The five most-read stories on Scope this week were:
Ask Stanford Med: Director of Female Sexual Medicine Program responds to questions on sexual health: In this installment of Ask Stanford Med, Leah Millheiser, MD, the director of Stanford’s Female Sexual Medicine Program, addresses your questions related to female sexual health. Topics include the relationship between body image and sex drive, treatments for low sex drive in women and possible effects of bicycling on female sexual health.
The mystery surrounding lung-transplant survival rates: An October 2012 article in the San Francisco Chronicle offered a look at the challenges facing lung transplant patients and explored why a significant number don’t live beyond the five-year mark, despite improvements in survival rates.
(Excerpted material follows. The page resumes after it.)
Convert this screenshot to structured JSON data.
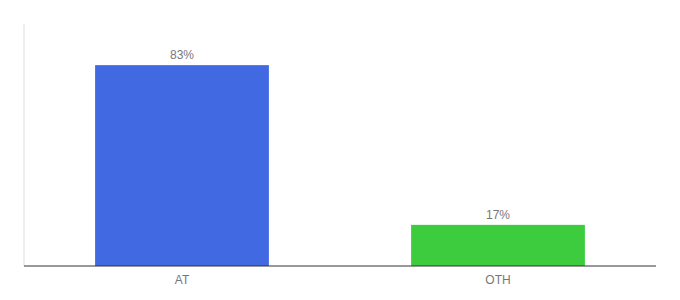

A Q&A with breastfeeding expert Susan Crowe: In our most recent Q&A, Susan Crowe, MD, the director of outpatient breast feeding medicine services at Lucile Packard Children’s Hospital, answers several questions related to the benefits and challenges of breastfeeding.
Could gut bacteria play a role in mental health?: Many of us have experienced butterflies (or something less pleasant) in the pit of our stomach owing to stress or anxiety. But, as discussed in this recent article in The Verge, the link between our mental state and the bacteria in our gut could work both ways.
Researchers reverse pulmonary hypertension in rats by blocking inflammation-producing pathway: Until recently, the cause of pulmonary hypertension – dangerously high blood pressure in the lungs caused by narrowed pulmonary arteries – was unclear. Now, a Stanford-led study of pulmonary hypertension in rats suggests that an inflammation-producing pathway may be to blame.